Publicités : Le Choc Amoureux
La bonne création publicitaire est toujours de l’argent bien placé ! Mais qu’est-ce donc qu’une bonne publicité ? C’est tout simple, est excellente la pub qui provoque un choc amoureux. Les Italiens qui s’y connaissent disent « Innamoramento », l’amour naissant ; les Français utilisent encore le vieux « s’enamourer ».
Provoquer un choc amoureux entre une marque et un consommateur est-il possible à coup sûr ? Evidemment non, et, au reste, dans toutes les langues ou presque, on dit bien tomber amoureux. Le choc amoureux ne se décrète pas, il se vit et se constate. Etre amoureux est un mouvement collectif qui ne concerne que deux êtres et l’amour se définira aisément (côté psychanalystes) comme la capacité d’être aimé par une autre personne sans que cela soit ressenti comme une menace.
Le produit, bien ou service, a un nom : la marque, et le consommateur, garçon ou fille, une identité, sa personne. Cette rencontre sera amoureuse dès lors qu’une transgression va s’opérer. C’est l’histoire de Roméo et Juliette, leur choc amoureux sépare ce qui était uni (R. et J. et leurs familles) et unit ce qui était séparé (deux ennemis programmés). La marque, via la création publicitaire, va se présenter au consommateur et réussir à s’imposer comme objet total de désir. Cela impose de tout réorganiser, comme si le passé devenait préhistoire et que la vraie histoire commençait maintenant. Evidemment, l’amour naissant est forcément monogame, même s’il est possible d’aimer plusieurs personnes en même temps. Mais soyons clairs, on ne peut tomber amoureux de deux personnes en même temps ! Tout comme il est impossible de vivre volontairement un choc amoureux, même si on le désire intensément.
Il importe, à ce stade, de transposer dans l’univers de la publicité. Les amours promotionnelles, le hard selling ne provoquent jamais de choc amoureux, ils se satisfont d’une relation conjugale routinisée, quoique plaisante, on sait que les cadeaux entretiennent l’amitié. L’habitude de consommation d’un produit, ou d’un service, équivaut à la fidélité, à la répétition d’un même comportement, bref à la ritualisation.
La bonne création publicitaire, créant le choc amoureux, apportera la rupture et, offrant la transgression, provoquera le changement d’habitude.Alors, vient le nouveau plaisir, celui qui n’est même pas coupable. Mais alors, existe-t-il un manuel de la bonne création, celui qui offrirait à la profession les garanties de l’excellence en publicité ? Evidemment non. Les guides de bonne gouvernance n’épuisent pas le sujet du bon gouvernement, celui qui est à la fois compétent dans ses actions et populaire dans ses personnes.

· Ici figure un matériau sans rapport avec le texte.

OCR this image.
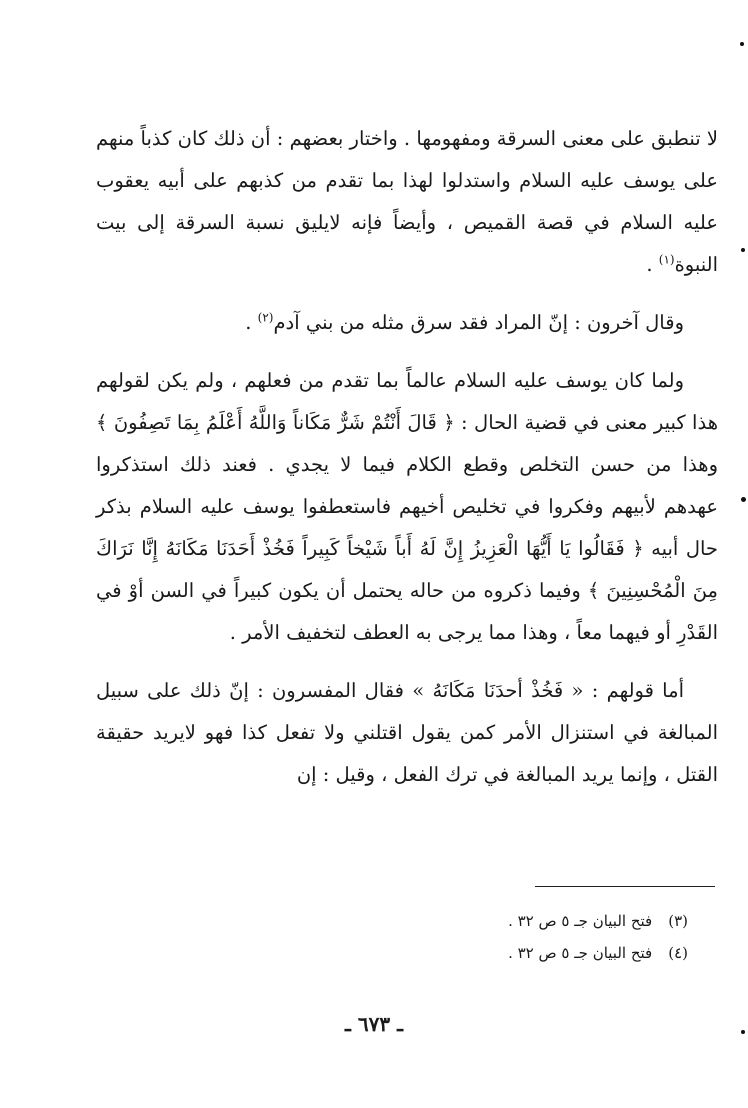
لا تنطبق على معنى السرقة ومفهومها . واختار بعضهم : أن ذلك كان كذباً منهم على يوسف عليه السلام واستدلوا لهذا بما تقدم من كذبهم على أبيه يعقوب عليه السلام في قصة القميص ، وأيضاً فإنه لايليق نسبة السرقة إلى بيت النبوة$^{(١)}$ .

وقال آخرون : إنّ المراد فقد سرق مثله من بني آدم$^{(٢)}$ .

ولما كان يوسف عليه السلام عالماً بما تقدم من فعلهم ، ولم يكن لقولهم هذا كبير معنى في قضية الحال : ﴿ قَالَ أَنْتُمْ شَرٌّ مَكَاناً وَاللَّهُ أَعْلَمُ بِمَا تَصِفُونَ ﴾ وهذا من حسن التخلص وقطع الكلام فيما لا يجدي . فعند ذلك استذكروا عهدهم لأبيهم وفكروا في تخليص أخيهم فاستعطفوا يوسف عليه السلام بذكر حال أبيه ﴿ فَقَالُوا يَا أَيُّهَا الْعَزِيزُ إِنَّ لَهُ أَباً شَيْخاً كَبِيراً فَخُذْ أَحَدَنَا مَكَانَهُ إِنَّا نَرَاكَ مِنَ الْمُحْسِنِينَ ﴾ وفيما ذكروه من حاله يحتمل أن يكون كبيراً في السن أوْ في القَدْرِ أو فيهما معاً ، وهذا مما يرجى به العطف لتخفيف الأمر .

أما قولهم : « فَخُذْ أحدَنَا مَكَانَهُ » فقال المفسرون : إنّ ذلك على سبيل المبالغة في استنزال الأمر كمن يقول اقتلني ولا تفعل كذا فهو لايريد حقيقة القتل ، وإنما يريد المبالغة في ترك الفعل ، وقيل : إن

(٣)فتح البيان جـ ٥ ص ٣٢ .
(٤)فتح البيان جـ ٥ ص ٣٢ .
ـ ٦٧٣ ـ
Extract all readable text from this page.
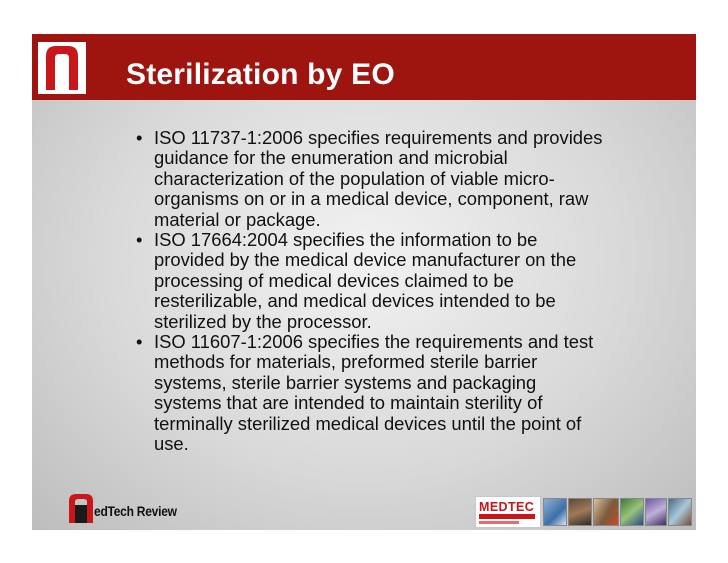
Sterilization by EO
• ISO 11737-1:2006 specifies requirements and provides
guidance for the enumeration and microbial
characterization of the population of viable micro-
organisms on or in a medical device, component, raw
material or package.
• ISO 17664:2004 specifies the information to be
provided by the medical device manufacturer on the
processing of medical devices claimed to be
resterilizable, and medical devices intended to be
sterilized by the processor.
• ISO 11607-1:2006 specifies the requirements and test
methods for materials, preformed sterile barrier
systems, sterile barrier systems and packaging
systems that are intended to maintain sterility of
terminally sterilized medical devices until the point of
use.
edTech Review	MEDTEC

Le choc amoureux indique cependant quelques pistes à suivre. Pouvoir nommer la marque, avoir plaisir à la regarder, la penser différente des autres de sa catégorie, donc la voir et l’imaginer unique est le premier impératif. On plaidera ici pour une stratégie en rupture, une création de différenciation : plus la marque, via son expression publicitaire, sera une personne, plus elle se singularisera dans l’univers générique des produits. Cultiver la différence sans culpabiliser le consommateur car la transgression doit rester comme innocente, en tout cas sans impression de péché à se faire pardonner.
Les registres d’expression de la marque devenue une personne sont ceux du choc amoureux : singularité, allégresse, érotisme, optimisme, complicité,humour, confiance en soi, prise de parole. Seuls au monde, les amoureux s’embrassent, se mangent du regard, se touchent, se veulent inséparables. Ils sont gais et, dit la chanson française, voient la vie en rose. Ils sont sûrs d’eux puisqu’ils apprécient le regard et la tendresse de l’autre. Et quand ils font autre chose, ceux qui vivent en état de choc amoureux, ils échangent des mots (écrits, parlés, téléphonés, « SMSisés »).
La bonne publicité doit donc me parler, installer entre la marque et moi le plaisir de la conversation amoureuse. Vue par les professionnels des études et sondages, elle a nécessairement d’excellentes notes d’attribution ( je sais qui tu es) et d’agrément (tu me plais). La question est dans la prise de risque de l’annonceur, car la différenciation ne plaît pas à tout le monde. L’autre question est dans la transgression créative car elle doit rester hors du franchissement du tabou.
Allez, la prochaine fois, on parlera psychanalyse et fonctionnement de la communication ! Logiquement, l’argent demandé par les psys est aussi bien placé.